When any person may anticipate the institution of a suit in which he may be interested, and may desire to perpetuate the testimony of a witness to be used in such suit, he, his agent or attorney, may file a written statement in the proper court of the county where such suit could be instituted, representing the fact and the names and residences, if known, of the persons supposed to be interested adversely to said person; a copy of which statement and writ shall be served on the persons interested adversely. Where such person, his agent or attorney, shall at the time of filing such statement make affidavit that the names and residences of the heirs, successors or legal representative of any deceased person are unknown to the affiant, or reside beyond the jurisdiction of the State, the clerk of the court or justice shall issue a like writ, which shall be served on such unknown or non­resident persons by publication in some newspaper in the mode and manner provided by law for the service of original citation upon non-residents or unknown parties; after which the depositions of such witnesses may be taken and returned by the parties making the said statement in the form and under the rules prescribed for taking testimony by deposition; and such testimony may be used in any suit which may be thereafter instituted by or between any of the parties to the statement, or those claiming under them, in like manner as if such depositions had been taken after the institution of such suit. An application or petition for the probate of a will, or an anticipated application or petition for the probate of a will, shall be considered as a suit within the meaning and purport of this article; and, whenever any person in this State shall desire to perpetuate testimony for use in an anticipated application for the probate of a will, notice thereof shall be given in the mode and manner now provided by law for the giving of notices in probate, as provided in Articles 3333 and 3834 of Chapter 4, Title 54, Revised Civil Statutes of 1925. When such suit has been instituted, all such depositions so taken and returned shall be subject to the like exceptions as other depositions.

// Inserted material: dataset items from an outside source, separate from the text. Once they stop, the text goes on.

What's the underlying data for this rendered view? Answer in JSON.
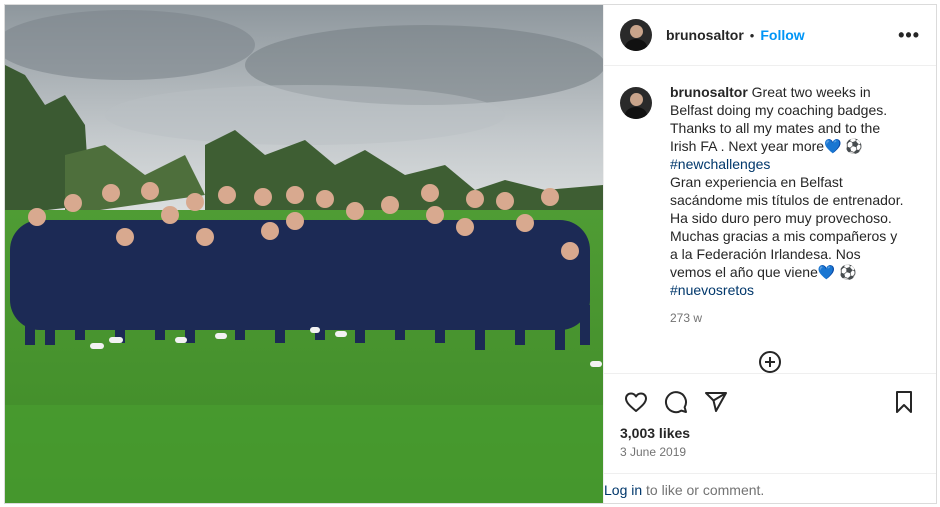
{
  "post": {
    "username": "brunosaltor",
    "separator": "•",
    "follow_label": "Follow",
    "more_icon": "more-dots-icon",
    "caption": {
      "line1": "Great two weeks in Belfast doing my coaching badges. Thanks to all my mates and to the Irish FA . Next year more",
      "emoji1": "💙 ⚽",
      "hashtag1": "#newchallenges",
      "line2": "Gran experiencia en Belfast sacándome mis títulos de entrenador. Ha sido duro pero muy provechoso. Muchas gracias a mis compañeros y a la Federación Irlandesa. Nos vemos el año que viene",
      "emoji2": "💙 ⚽",
      "hashtag2": "#nuevosretos"
    },
    "time_ago": "273 w",
    "likes": "3,003 likes",
    "date": "3 June 2019",
    "login_link": "Log in",
    "login_rest": " to like or comment."
  },
  "colors": {
    "accent": "#0095f6",
    "hashtag": "#00376b",
    "muted": "#737373"
  }
}
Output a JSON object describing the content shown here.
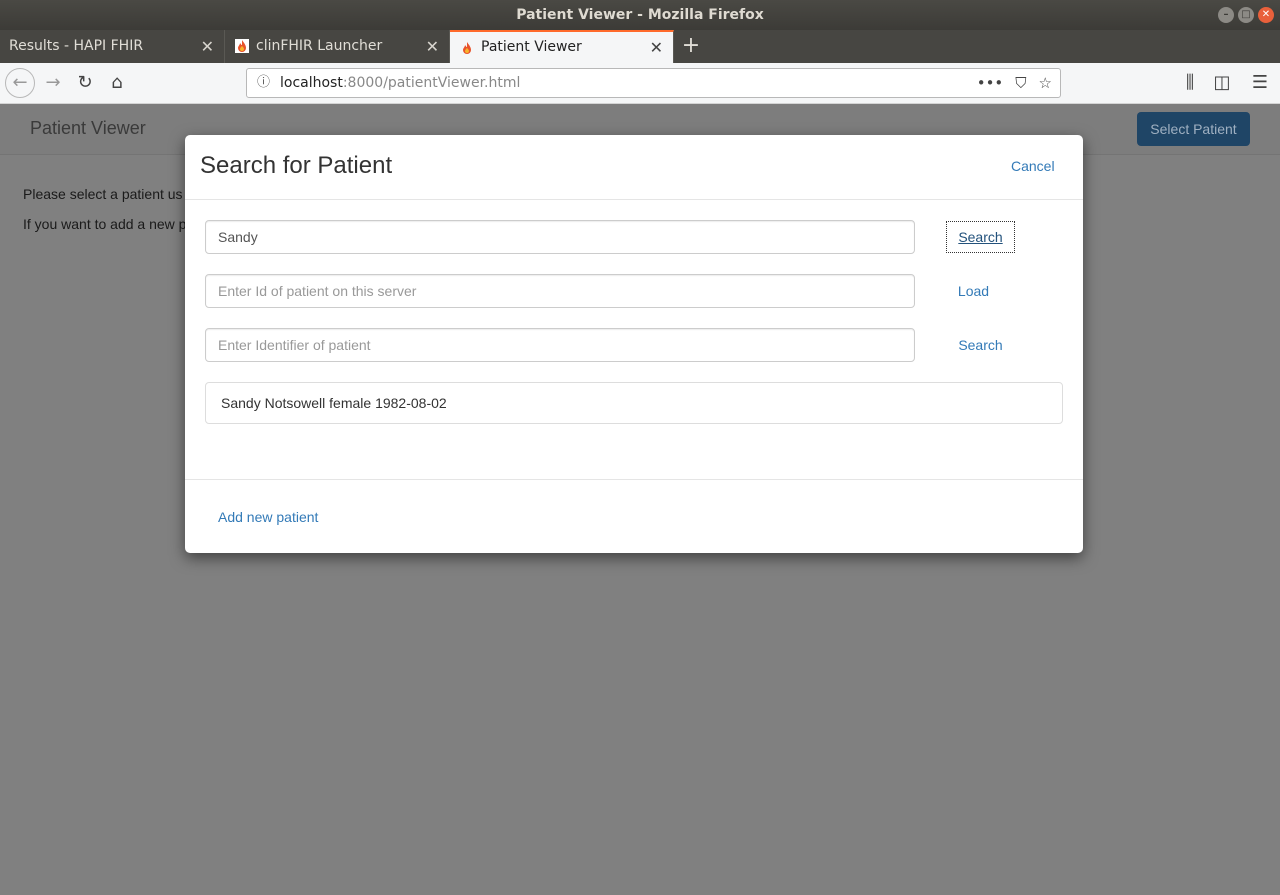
{
  "window": {
    "title": "Patient Viewer - Mozilla Firefox"
  },
  "tabs": [
    {
      "label": "Results - HAPI FHIR"
    },
    {
      "label": "clinFHIR Launcher"
    },
    {
      "label": "Patient Viewer"
    }
  ],
  "url": {
    "host": "localhost",
    "rest": ":8000/patientViewer.html"
  },
  "page": {
    "brand": "Patient Viewer",
    "select_patient_label": "Select Patient",
    "line1": "Please select a patient us",
    "line2": "If you want to add a new p"
  },
  "modal": {
    "title": "Search for Patient",
    "cancel_label": "Cancel",
    "name_search": {
      "value": "Sandy",
      "button": "Search"
    },
    "id_load": {
      "placeholder": "Enter Id of patient on this server",
      "button": "Load"
    },
    "identifier_search": {
      "placeholder": "Enter Identifier of patient",
      "button": "Search"
    },
    "results": [
      "Sandy Notsowell female 1982-08-02"
    ],
    "add_new_label": "Add new patient"
  },
  "colors": {
    "link": "#337ab7",
    "primary_button": "#337ab7",
    "active_tab_accent": "#ff6a2b"
  }
}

Source: R. C. S. Art. 3742, unchanged.

Oct. 29, 1940, eff. Sept. 1, 1941.

AMENDMENTS

March 19, 1957, eff. Sept. 1, 1957

April 12, 1962, eff. Sept. 1, 1962

July 21, 1970, eff. Jan. 1, 1971

Oct. 3, 1972, eff. Feb. 1, 1973

Repealed by order of Aug. 4, 1998, and Nov. 9, 1998, eff. Jan. 1, 1999. See Rule 202.1.

ADVISORY OPINIONS

(No. 134) Question: Under Rule 187 providing for the taking of depositions to perpetuate testimony, is the taking of such depositions limited to instances where the persons adversely interested are unknown heirs or non-residents? This question is propounded because the portion of Rule 187 which authorizes the actual taking of the depositions is embodied in the second sentence of the Rule immediately following the first semicolon therein, and a question has been raised as to whether it applies to the first sentence of the rule dealing with cases where the adversely interested parties are residents and their addresses are known.

Answer: It is the opinion of the Sub­committee that this Rule authorizes the taking of depositions to perpetuate testimony in the instances referred to in both the first and second sentences of the Rule. We feel that the obvious purpose and intention of the Rule is to allow the tak­ing of depositions in all such cases. Any other construction would make the first sentence of the Rule entirely meaningless and inoperative.

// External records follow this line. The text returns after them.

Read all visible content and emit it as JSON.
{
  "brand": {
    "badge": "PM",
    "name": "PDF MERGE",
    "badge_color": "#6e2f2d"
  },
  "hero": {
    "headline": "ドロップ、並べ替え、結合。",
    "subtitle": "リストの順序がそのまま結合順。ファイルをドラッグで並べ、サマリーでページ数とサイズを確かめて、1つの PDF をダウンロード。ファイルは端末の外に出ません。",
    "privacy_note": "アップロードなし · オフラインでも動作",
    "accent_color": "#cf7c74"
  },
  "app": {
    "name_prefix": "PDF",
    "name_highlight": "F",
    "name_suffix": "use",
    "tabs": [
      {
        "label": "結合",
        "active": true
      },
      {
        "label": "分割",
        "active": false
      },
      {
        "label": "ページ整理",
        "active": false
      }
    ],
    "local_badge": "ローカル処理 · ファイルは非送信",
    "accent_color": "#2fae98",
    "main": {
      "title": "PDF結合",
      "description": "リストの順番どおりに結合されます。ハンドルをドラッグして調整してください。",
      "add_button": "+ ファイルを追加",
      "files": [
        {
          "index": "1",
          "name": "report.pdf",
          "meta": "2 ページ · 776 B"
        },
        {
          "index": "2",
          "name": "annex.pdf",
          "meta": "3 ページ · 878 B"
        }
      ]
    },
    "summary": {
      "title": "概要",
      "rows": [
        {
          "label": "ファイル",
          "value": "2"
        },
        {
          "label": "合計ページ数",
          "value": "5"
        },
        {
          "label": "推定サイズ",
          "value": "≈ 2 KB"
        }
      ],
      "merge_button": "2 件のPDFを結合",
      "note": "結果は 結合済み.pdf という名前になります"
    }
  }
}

The notation at the foot of the Rule indicates that this Rule is "Article 3742, unchanged." It was obviously the purpose of the Supreme Court to carry forward Article 3742 as a Rule, and it was well settled that said Article authorized the taking of depositions to perpetuate testimony in either of the instances under con­sideration. When the Rule was drafted from the Statute, the first sentence of the Statute was divided into two sentences, apparently because of the extreme length of the sentence. However, the notation was made at the foot of the Rule that it was taken from Article 3742 unchanged, and we feel that the same construction should be given to the Rule that had been given to the Statute.

7 Tex. B.J. 327 (1944) reprinted in 8 Tex. B.J. 51 (1945).